Tras dejar atrás el espejo de cristal del lago de Santa Massenza, comenzaron a tomar contacto con otro lago, no menos agradable que el anterior, pero sus aguas, en lugar de celestes, eran de un intenso azul marino; altos cipreses y viejos olivos flanqueaban el camino. Comenzaba ya a caer la tarde cuando una bandada de grullas cruzó el cielo reflejándose en el espejo de la superficie de las tranquilas aguas del lago, mientras una suave y fresca brisa mecía las copas de los árboles.

—Estamos en Val dei Laghi —confirmó Angiolo—, donde se alza el castillo de Toblino, la única fortaleza de toda la región que se encuentra en medio de un lago. Sus muros están lamidos por las aguas, a la sombra de elevadas montañas y rodeados de pinos, cipreses, castaños y robles. Me han dicho que este lago está encantado, porque en sus profundas aguas, de un color azul intenso, habitan espeluznantes monstruos y sorprendentes leyendas flotan en su atmósfera. En este castillo podemos cenar y descansar para partir mañana con los primeros rayos del amanecer; el chófer y nuestros caballos también lo agradecerán. Los propietarios de esta fortaleza, tengo entendido, son gente acogedora, fieles al príncipe-obispo de Trento, y espero que nos reciban con agrado.

—Me parece una excelente decisión —musitó Bruno, mientras pensaba que sería el lugar ideal para enviarle una paloma mensajera al cardenal, con la información sobre Eriprando, su hermano.

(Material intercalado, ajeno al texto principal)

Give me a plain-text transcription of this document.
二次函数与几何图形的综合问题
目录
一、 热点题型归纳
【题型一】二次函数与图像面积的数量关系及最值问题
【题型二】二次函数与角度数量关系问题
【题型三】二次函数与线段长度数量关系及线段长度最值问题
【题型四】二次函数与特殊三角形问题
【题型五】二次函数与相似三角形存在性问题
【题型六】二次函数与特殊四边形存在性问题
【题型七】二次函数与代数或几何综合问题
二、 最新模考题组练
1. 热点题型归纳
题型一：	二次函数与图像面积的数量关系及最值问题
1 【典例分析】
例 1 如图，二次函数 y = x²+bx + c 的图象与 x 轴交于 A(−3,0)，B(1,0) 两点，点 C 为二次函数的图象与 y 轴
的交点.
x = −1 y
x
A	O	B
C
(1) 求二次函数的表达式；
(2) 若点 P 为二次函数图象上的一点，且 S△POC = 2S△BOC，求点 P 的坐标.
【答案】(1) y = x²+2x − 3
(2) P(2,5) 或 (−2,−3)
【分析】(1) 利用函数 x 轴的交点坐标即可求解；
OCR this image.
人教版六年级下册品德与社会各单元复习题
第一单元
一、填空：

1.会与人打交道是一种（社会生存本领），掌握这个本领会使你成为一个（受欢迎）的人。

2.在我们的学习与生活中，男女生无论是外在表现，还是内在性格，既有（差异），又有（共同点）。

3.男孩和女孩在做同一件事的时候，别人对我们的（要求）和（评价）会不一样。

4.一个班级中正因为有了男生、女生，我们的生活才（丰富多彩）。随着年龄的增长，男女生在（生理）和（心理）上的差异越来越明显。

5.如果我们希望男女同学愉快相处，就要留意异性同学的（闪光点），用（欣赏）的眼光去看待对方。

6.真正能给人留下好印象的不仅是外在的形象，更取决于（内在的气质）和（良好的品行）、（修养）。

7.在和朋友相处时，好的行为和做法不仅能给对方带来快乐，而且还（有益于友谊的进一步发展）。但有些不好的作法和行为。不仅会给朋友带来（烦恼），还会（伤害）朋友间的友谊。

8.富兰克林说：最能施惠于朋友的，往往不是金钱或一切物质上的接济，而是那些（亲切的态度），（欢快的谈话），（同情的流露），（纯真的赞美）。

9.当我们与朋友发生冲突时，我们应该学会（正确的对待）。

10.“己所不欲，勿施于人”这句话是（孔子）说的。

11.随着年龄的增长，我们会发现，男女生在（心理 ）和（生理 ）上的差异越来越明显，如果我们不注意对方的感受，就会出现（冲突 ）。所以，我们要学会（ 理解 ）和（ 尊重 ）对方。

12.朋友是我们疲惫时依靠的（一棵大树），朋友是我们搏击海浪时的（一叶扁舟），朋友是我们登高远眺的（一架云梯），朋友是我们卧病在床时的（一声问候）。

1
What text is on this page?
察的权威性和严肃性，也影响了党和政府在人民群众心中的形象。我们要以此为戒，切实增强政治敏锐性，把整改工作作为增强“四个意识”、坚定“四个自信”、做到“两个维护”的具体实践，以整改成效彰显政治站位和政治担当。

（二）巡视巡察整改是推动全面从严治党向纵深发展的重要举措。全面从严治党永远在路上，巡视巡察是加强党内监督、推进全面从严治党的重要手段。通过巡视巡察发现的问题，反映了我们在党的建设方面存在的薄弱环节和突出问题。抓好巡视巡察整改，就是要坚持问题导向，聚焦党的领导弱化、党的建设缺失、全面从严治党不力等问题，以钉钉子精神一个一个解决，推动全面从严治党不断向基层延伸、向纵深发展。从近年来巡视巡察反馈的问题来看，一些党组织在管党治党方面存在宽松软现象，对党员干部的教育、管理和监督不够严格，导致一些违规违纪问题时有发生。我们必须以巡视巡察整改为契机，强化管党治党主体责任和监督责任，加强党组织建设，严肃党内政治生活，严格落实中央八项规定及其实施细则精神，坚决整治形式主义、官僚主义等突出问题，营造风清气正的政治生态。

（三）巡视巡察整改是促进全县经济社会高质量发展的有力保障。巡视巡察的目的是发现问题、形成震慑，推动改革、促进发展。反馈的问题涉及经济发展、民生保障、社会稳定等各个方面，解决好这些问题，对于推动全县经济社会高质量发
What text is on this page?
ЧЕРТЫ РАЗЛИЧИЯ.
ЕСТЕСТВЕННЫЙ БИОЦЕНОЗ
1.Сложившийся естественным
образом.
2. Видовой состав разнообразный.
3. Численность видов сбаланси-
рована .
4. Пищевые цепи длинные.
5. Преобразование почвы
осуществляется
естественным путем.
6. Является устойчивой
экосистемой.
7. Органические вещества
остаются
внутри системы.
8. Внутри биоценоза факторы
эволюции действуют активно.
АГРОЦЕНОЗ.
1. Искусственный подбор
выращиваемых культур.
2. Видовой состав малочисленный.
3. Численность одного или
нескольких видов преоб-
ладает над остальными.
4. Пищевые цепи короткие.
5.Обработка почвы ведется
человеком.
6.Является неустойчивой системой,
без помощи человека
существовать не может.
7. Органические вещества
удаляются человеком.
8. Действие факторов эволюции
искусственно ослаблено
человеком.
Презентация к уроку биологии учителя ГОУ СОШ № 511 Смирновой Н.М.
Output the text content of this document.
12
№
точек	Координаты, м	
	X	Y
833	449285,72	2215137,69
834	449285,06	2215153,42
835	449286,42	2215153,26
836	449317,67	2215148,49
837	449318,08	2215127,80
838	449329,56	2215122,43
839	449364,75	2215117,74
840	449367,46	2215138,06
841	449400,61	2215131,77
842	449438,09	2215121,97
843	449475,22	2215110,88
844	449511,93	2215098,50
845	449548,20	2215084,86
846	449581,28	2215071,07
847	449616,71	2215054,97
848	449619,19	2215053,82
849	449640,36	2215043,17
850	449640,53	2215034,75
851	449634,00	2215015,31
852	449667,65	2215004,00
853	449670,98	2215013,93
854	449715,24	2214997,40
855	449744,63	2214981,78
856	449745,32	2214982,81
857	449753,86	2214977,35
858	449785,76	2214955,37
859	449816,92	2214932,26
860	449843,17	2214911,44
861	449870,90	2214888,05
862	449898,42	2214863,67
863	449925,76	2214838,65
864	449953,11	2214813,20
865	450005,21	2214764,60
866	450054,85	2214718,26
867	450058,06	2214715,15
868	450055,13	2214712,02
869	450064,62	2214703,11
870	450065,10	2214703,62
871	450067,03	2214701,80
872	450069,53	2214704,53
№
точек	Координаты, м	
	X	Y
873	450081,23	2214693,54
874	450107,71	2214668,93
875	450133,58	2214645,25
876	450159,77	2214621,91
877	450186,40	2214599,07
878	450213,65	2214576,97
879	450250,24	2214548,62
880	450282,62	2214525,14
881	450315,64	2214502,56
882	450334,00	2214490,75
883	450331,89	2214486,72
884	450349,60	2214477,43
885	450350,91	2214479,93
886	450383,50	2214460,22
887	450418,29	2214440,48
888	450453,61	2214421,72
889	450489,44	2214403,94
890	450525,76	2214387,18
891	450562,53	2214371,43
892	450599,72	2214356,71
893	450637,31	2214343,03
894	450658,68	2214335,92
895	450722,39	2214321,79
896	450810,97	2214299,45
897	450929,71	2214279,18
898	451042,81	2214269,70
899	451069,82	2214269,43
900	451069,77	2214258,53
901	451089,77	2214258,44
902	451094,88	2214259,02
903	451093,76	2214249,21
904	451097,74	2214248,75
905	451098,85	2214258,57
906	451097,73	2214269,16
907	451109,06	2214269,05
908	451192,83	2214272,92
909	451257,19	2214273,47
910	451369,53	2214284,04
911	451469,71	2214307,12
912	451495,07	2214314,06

Al llegar frente al portalón de la fortaleza, los soldados que estaban en el pasillo de ronda superior bajaron a la puerta para pedir a los recién llegados que se identificaran; mientras tanto otros guardias, desde las almenas del torreón circular, amenazaban a los ocupantes del carromato con sus ballestas y armas de fuego.

—¡Deteneos! ¡No disparéis! Estamos en viaje por estas tierras y tenemos salvoconducto del cardenal Madruzzo; comunicádselo al castellano —argumentó con convicción y seguridad Bruno tras descender del carromato y exhibir el documento al aire.

El sargento de guardia, después de asegurarse de la autenticidad del certificado, mandó descansar a sus soldados, y estos no tardaron en bajar sus amenazantes armas. Al rato, se oyeron crujir los goznes de las bisagras y las pesadas hojas de madera del portalón se abrieron de par en par. Enfrente, dentro del recinto, se encontraba Nicolò Gaudenzio, señor del castillo, hombre de mediana estatura y fuerte complexión, larga melena pelirroja, barba del mismo color, ojos pequeños, verdes, y mirada profunda, quien vino a saludarles. Tras descender del carromato, y con la mayor amabilidad, no tardaron en aproximarse al responsable de aquella fortaleza. Bruno, sin desprenderse del documento cardenalicio, lo mostró con toda confianza.

—Me llamo Bruno Baschenis, artista restaurador de los palacios de Trento, y vengo acompañado de Angiolo Tonelli, amigo mío. Estamos de viaje por estos valles del principado.

—He oído hablar de vos, y también de vuestro trabajo. Sois bienvenidos a esta vuestra casa.